*Por Kika Gama Lobo
Uma imagem vale mil palavras… Enquanto uns fingem “cuidar das pessoas” outros tantos polemizam negando a vinda ou não de exposições culturais ao Rio por seu caráter pornográfico e vexatório. Imoral é essa foto que vi estampada na capa do Globo, nesta semana. De autoria do fotógrafo José Lucena, a menina mais velha venda os olhos da irmã menor para que a violência explícita da Rocinha não invada o olhar da pequenina. Corpos atirados no chão, tiros à deriva, sujeira, pornografia, falta de esgoto, limpeza, cidadania… é uma carência de tudo. A venda nos olhos dela diz muito. Não é a menina que não pode ver. Somos nós que somos cegos. Não queremos ver. Não queremos transformar. Mudar dá trabalho. Enfrentar que somos uma cidade partida dói. Trabalho em São Conrado a passos da Via Ápia – entrada da comunidade – e falo de carteirinha. Subi muita aquela favela. Fiz trabalho social, tinha a Coopa Roca como lojista do Fashion Mall além de uma amiga, a Polyana Simões, que tinha uma loja lá. Já montei muito em garupa de moto táxi para ir até a rua 1 e 2. Comi o sushi, comprei biquíni pirata, conheci manicures incríveis além de ter participado do projeto Cow Parade que instalou uma obra de arte em formato de vaca na escola municipal.
E sigo dizendo. O carioca classe média alta e o rico não conhecem a Rocinha. Não querem conhecer. Não querem ver. Faz de conta que não existe. Só se preocupa quando pipocam balas no asfalto e aí sim fazem cara de antropólogos e tentam explicar o inexplicável.
A Rocinha tem mil virtudes. Não cabe aqui um glossário do que é cool, criativo, hype e fashion. Acho esse lado perverso. O que me choca do topo dos meus 53 anos é que muito pouco mudou.

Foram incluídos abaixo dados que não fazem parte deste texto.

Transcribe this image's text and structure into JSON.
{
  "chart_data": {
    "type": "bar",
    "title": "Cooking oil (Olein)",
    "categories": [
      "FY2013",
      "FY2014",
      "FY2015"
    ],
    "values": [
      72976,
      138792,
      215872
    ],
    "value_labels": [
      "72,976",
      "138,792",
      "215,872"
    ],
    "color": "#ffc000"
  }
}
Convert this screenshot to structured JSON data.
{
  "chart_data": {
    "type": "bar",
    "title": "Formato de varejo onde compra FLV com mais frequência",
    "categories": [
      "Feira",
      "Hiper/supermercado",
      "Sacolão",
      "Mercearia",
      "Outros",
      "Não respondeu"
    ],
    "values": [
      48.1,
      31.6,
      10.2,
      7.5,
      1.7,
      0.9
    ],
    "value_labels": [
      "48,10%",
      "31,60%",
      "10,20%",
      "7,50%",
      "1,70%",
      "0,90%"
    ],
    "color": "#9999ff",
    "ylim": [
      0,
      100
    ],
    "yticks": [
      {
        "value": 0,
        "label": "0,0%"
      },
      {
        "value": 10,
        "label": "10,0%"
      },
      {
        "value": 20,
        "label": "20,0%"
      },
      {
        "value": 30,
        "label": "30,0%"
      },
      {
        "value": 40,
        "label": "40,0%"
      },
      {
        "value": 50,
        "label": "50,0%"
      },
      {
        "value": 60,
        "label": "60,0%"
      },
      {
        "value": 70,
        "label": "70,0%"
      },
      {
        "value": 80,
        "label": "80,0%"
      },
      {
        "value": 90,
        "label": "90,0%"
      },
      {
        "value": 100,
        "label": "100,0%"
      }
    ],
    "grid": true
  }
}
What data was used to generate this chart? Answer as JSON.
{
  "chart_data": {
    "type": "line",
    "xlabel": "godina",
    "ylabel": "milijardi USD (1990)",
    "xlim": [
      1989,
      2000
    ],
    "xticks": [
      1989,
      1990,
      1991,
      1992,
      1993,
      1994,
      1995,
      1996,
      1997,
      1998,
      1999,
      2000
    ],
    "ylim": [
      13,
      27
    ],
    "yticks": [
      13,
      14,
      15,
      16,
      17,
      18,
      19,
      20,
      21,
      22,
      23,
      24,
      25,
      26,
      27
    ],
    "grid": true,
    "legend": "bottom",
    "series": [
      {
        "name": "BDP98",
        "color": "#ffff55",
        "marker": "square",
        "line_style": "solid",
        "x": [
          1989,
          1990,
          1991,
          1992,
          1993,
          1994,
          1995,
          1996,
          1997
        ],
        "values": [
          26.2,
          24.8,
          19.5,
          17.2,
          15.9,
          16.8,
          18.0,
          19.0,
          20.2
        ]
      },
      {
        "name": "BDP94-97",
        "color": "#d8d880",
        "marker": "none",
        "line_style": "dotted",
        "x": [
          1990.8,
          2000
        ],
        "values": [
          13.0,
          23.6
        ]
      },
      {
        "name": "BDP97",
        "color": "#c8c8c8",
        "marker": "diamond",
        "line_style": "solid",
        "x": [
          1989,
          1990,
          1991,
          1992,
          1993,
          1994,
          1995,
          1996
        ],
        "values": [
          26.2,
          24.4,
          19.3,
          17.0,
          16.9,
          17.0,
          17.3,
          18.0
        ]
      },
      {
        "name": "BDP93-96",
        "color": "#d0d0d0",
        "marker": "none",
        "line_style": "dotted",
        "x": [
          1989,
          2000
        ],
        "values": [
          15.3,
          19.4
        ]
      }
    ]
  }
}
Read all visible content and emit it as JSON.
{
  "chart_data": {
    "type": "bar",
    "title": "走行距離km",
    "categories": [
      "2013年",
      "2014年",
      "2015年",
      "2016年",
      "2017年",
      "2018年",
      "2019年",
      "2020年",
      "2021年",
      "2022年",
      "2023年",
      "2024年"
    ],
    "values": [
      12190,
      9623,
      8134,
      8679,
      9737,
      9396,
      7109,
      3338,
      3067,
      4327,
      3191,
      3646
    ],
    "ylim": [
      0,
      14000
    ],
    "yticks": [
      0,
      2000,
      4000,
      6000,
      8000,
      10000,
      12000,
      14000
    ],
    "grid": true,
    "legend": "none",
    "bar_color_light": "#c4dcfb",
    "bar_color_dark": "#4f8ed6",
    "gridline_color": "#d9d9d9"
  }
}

Os fios emaranhados, o fedor nas ruas, as vielas estreitas e lotadas de esgoto; os cachorros mancos, as crianças e jovens erotizadas, os trabalhadores honestos misturados aos Rubinhos e Sabiás da vida real. Tá tudo lá. Tá tudo dominado pelo tráfico e pela permissividade. Prefeito, não adianta banho de loja. O que precisamos é de poder público com pulso, investimento e vontade de transformar. Precisamos também que o cidadão carioca das classes mais abastadas frequente as favelas. Pare de não ligar os pontos. Precisamos construir pontes contra a cegueira. Do contrário, breu eterno.